Die Hemmschwelle senken
Shopbetreiber haben zahlreiche Möglichkeiten, ihre Kunden zur Abgabe einer Rezension zu bewegen. Allerdings ist nicht jeder Käufer bereit, einen langen Text zu formulieren. Deshalb ist es wichtig, auch einfache Möglichkeiten in Betracht zu ziehen. Die Hemmschwelle kann beispielsweise durch einfache Sternebewertungen herabgesetzt werden.Auch bei der Darstellung der Bewertungen gibt es verschiedene Optionen, wo und wie diese eingesetzt werden können. Welche Variante tatsächlich am besten bei der Kundschaft ankommt, kann durch A/B- oder Multivariantentests überprüft werden.

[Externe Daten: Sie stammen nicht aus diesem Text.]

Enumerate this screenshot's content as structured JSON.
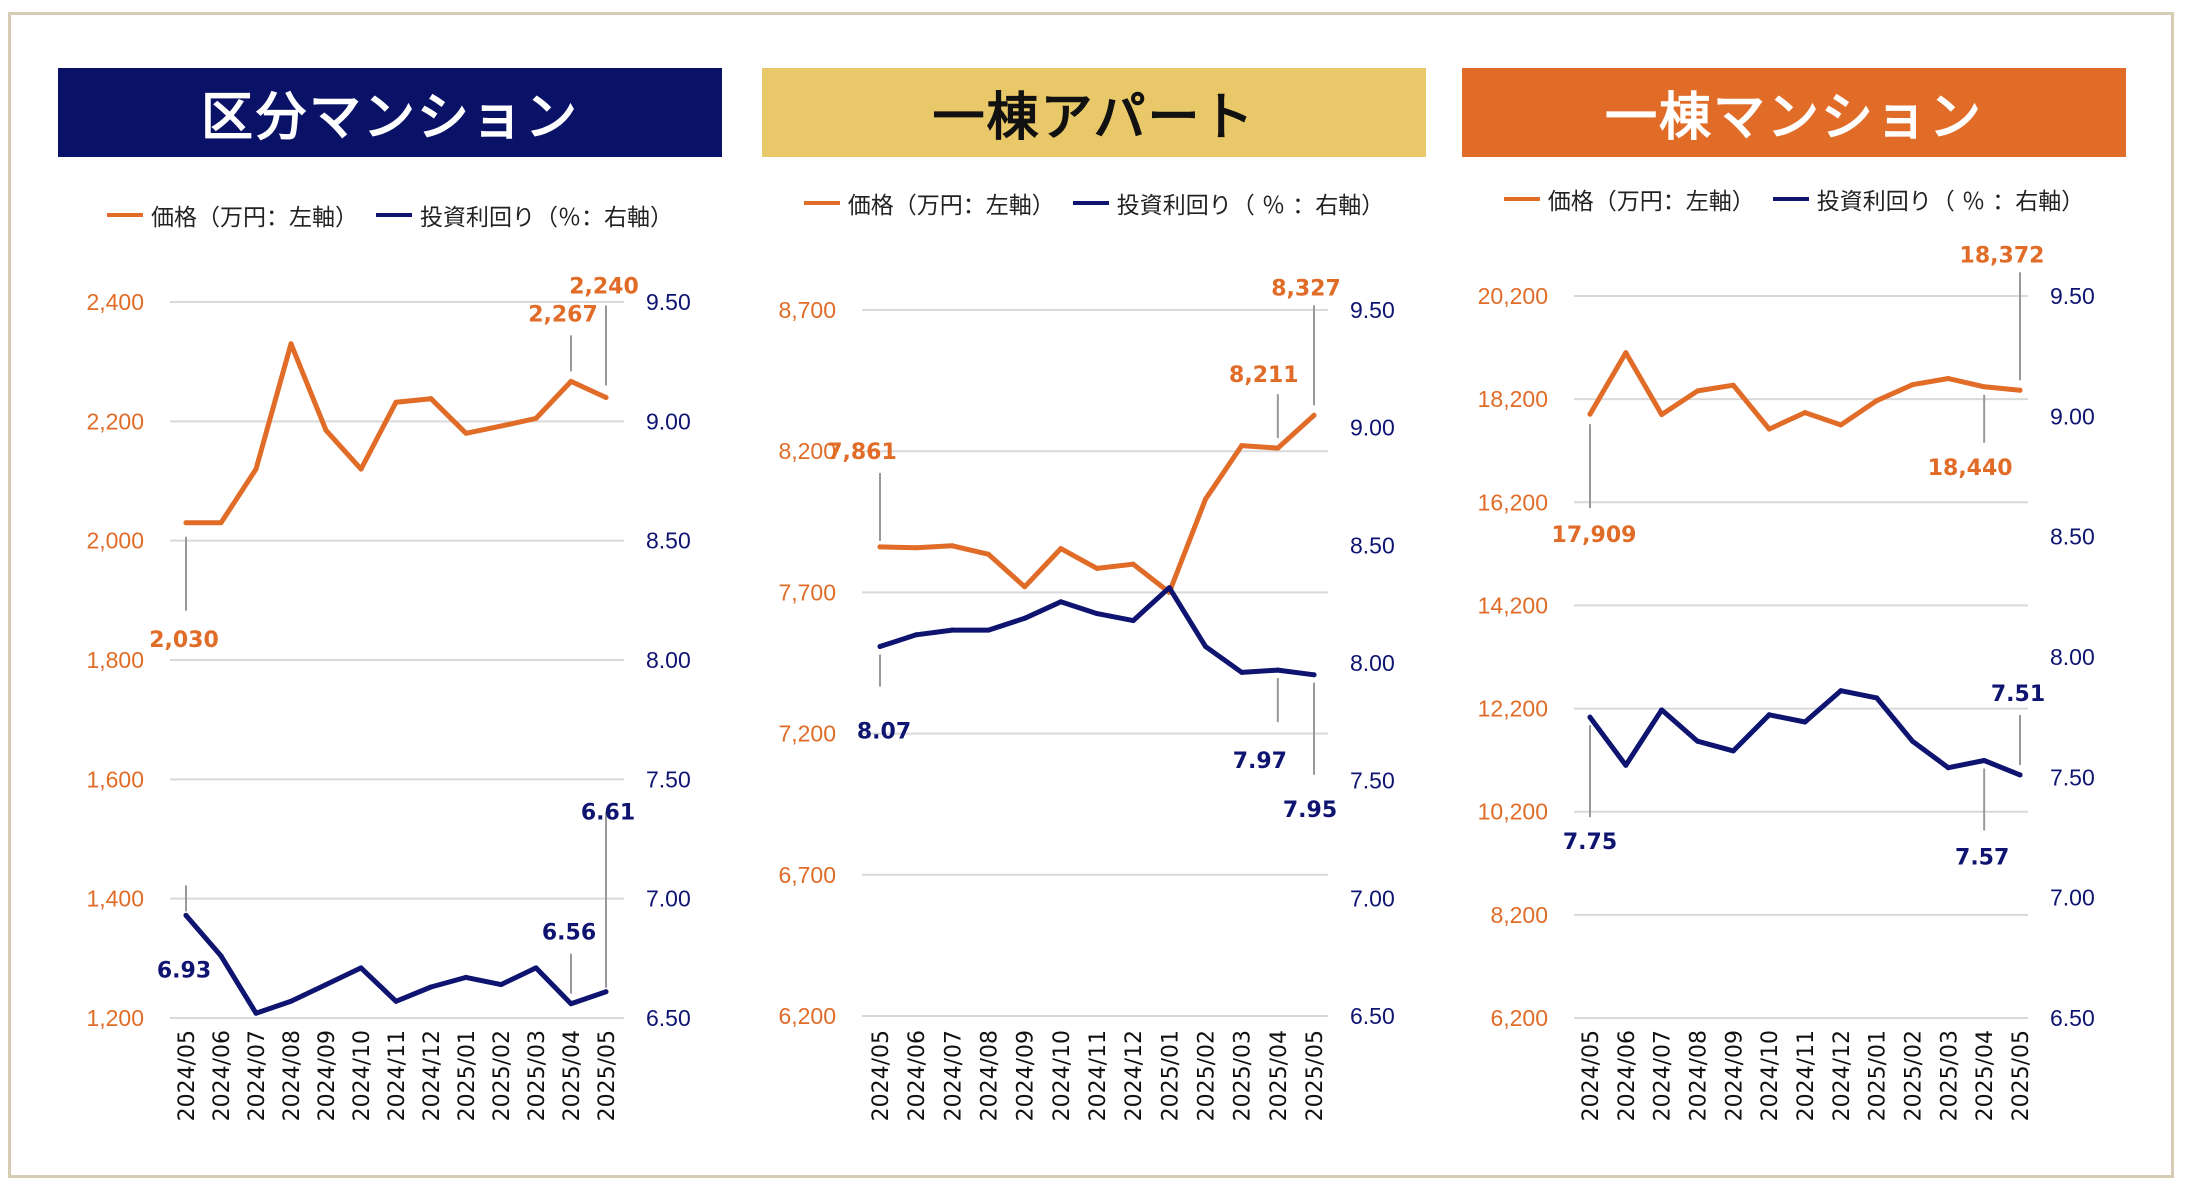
{
  "colors": {
    "price": "#e06c28",
    "yield": "#0e1470",
    "banner1_bg": "#0a1268",
    "banner2_bg": "#e8c868",
    "banner3_bg": "#e06c28",
    "banner1_fg": "#ffffff",
    "banner2_fg": "#111111",
    "banner3_fg": "#ffffff",
    "grid": "#d9d9d9"
  },
  "legend": {
    "price": "価格（万円：左軸）",
    "yield": "投資利回り（％：右軸）",
    "yield_spaced": "投資利回り（ ％ ：右軸）"
  },
  "chart_data": [
    {
      "type": "line",
      "title": "区分マンション",
      "categories": [
        "2024/05",
        "2024/06",
        "2024/07",
        "2024/08",
        "2024/09",
        "2024/10",
        "2024/11",
        "2024/12",
        "2025/01",
        "2025/02",
        "2025/03",
        "2025/04",
        "2025/05"
      ],
      "y_left": {
        "ticks": [
          "1,200",
          "1,400",
          "1,600",
          "1,800",
          "2,000",
          "2,200",
          "2,400"
        ],
        "range": [
          1200,
          2400
        ]
      },
      "y_right": {
        "ticks": [
          "6.50",
          "7.00",
          "7.50",
          "8.00",
          "8.50",
          "9.00",
          "9.50"
        ],
        "range": [
          6.5,
          9.5
        ]
      },
      "series": [
        {
          "name": "価格（万円：左軸）",
          "axis": "left",
          "values": [
            2030,
            2030,
            2120,
            2330,
            2185,
            2120,
            2232,
            2238,
            2180,
            2192,
            2205,
            2267,
            2240
          ]
        },
        {
          "name": "投資利回り（％：右軸）",
          "axis": "right",
          "values": [
            6.93,
            6.76,
            6.52,
            6.57,
            6.64,
            6.71,
            6.57,
            6.63,
            6.67,
            6.64,
            6.71,
            6.56,
            6.61
          ]
        }
      ],
      "annotations": [
        {
          "series": 0,
          "index": 0,
          "text": "2,030"
        },
        {
          "series": 0,
          "index": 11,
          "text": "2,267"
        },
        {
          "series": 0,
          "index": 12,
          "text": "2,240"
        },
        {
          "series": 1,
          "index": 0,
          "text": "6.93"
        },
        {
          "series": 1,
          "index": 11,
          "text": "6.56"
        },
        {
          "series": 1,
          "index": 12,
          "text": "6.61"
        }
      ]
    },
    {
      "type": "line",
      "title": "一棟アパート",
      "categories": [
        "2024/05",
        "2024/06",
        "2024/07",
        "2024/08",
        "2024/09",
        "2024/10",
        "2024/11",
        "2024/12",
        "2025/01",
        "2025/02",
        "2025/03",
        "2025/04",
        "2025/05"
      ],
      "y_left": {
        "ticks": [
          "6,200",
          "6,700",
          "7,200",
          "7,700",
          "8,200",
          "8,700"
        ],
        "range": [
          6200,
          8700
        ]
      },
      "y_right": {
        "ticks": [
          "6.50",
          "7.00",
          "7.50",
          "8.00",
          "8.50",
          "9.00",
          "9.50"
        ],
        "range": [
          6.5,
          9.5
        ]
      },
      "series": [
        {
          "name": "価格（万円：左軸）",
          "axis": "left",
          "values": [
            7861,
            7858,
            7865,
            7835,
            7720,
            7855,
            7785,
            7800,
            7700,
            8030,
            8220,
            8211,
            8327
          ]
        },
        {
          "name": "投資利回り（ ％ ：右軸）",
          "axis": "right",
          "values": [
            8.07,
            8.12,
            8.14,
            8.14,
            8.19,
            8.26,
            8.21,
            8.18,
            8.32,
            8.07,
            7.96,
            7.97,
            7.95
          ]
        }
      ],
      "annotations": [
        {
          "series": 0,
          "index": 0,
          "text": "7,861"
        },
        {
          "series": 0,
          "index": 11,
          "text": "8,211"
        },
        {
          "series": 0,
          "index": 12,
          "text": "8,327"
        },
        {
          "series": 1,
          "index": 0,
          "text": "8.07"
        },
        {
          "series": 1,
          "index": 11,
          "text": "7.97"
        },
        {
          "series": 1,
          "index": 12,
          "text": "7.95"
        }
      ]
    },
    {
      "type": "line",
      "title": "一棟マンション",
      "categories": [
        "2024/05",
        "2024/06",
        "2024/07",
        "2024/08",
        "2024/09",
        "2024/10",
        "2024/11",
        "2024/12",
        "2025/01",
        "2025/02",
        "2025/03",
        "2025/04",
        "2025/05"
      ],
      "y_left": {
        "ticks": [
          "6,200",
          "8,200",
          "10,200",
          "12,200",
          "14,200",
          "16,200",
          "18,200",
          "20,200"
        ],
        "range": [
          6200,
          20200
        ]
      },
      "y_right": {
        "ticks": [
          "6.50",
          "7.00",
          "7.50",
          "8.00",
          "8.50",
          "9.00",
          "9.50"
        ],
        "range": [
          6.5,
          9.5
        ]
      },
      "series": [
        {
          "name": "価格（万円：左軸）",
          "axis": "left",
          "values": [
            17909,
            19100,
            17900,
            18360,
            18470,
            17620,
            17940,
            17700,
            18170,
            18480,
            18600,
            18440,
            18372
          ]
        },
        {
          "name": "投資利回り（ ％ ：右軸）",
          "axis": "right",
          "values": [
            7.75,
            7.55,
            7.78,
            7.65,
            7.61,
            7.76,
            7.73,
            7.86,
            7.83,
            7.65,
            7.54,
            7.57,
            7.51
          ]
        }
      ],
      "annotations": [
        {
          "series": 0,
          "index": 0,
          "text": "17,909"
        },
        {
          "series": 0,
          "index": 11,
          "text": "18,440"
        },
        {
          "series": 0,
          "index": 12,
          "text": "18,372"
        },
        {
          "series": 1,
          "index": 0,
          "text": "7.75"
        },
        {
          "series": 1,
          "index": 11,
          "text": "7.57"
        },
        {
          "series": 1,
          "index": 12,
          "text": "7.51"
        }
      ]
    }
  ]
}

Für Händler sind Bewertungen zudem wichtig, um rechtzeitig auf Produktmängel reagieren zu können. Dafür müssen sie kontinuierlich beobachtet werden. Bei kleineren Shops ist es zudem von Vorteil, negative Bewertungen persönlich zu beantworten. Das sollte sich nicht nur auf Bewertungen im Onlineshop beschränken, sondern auch ein gutes Social Listening umfassen.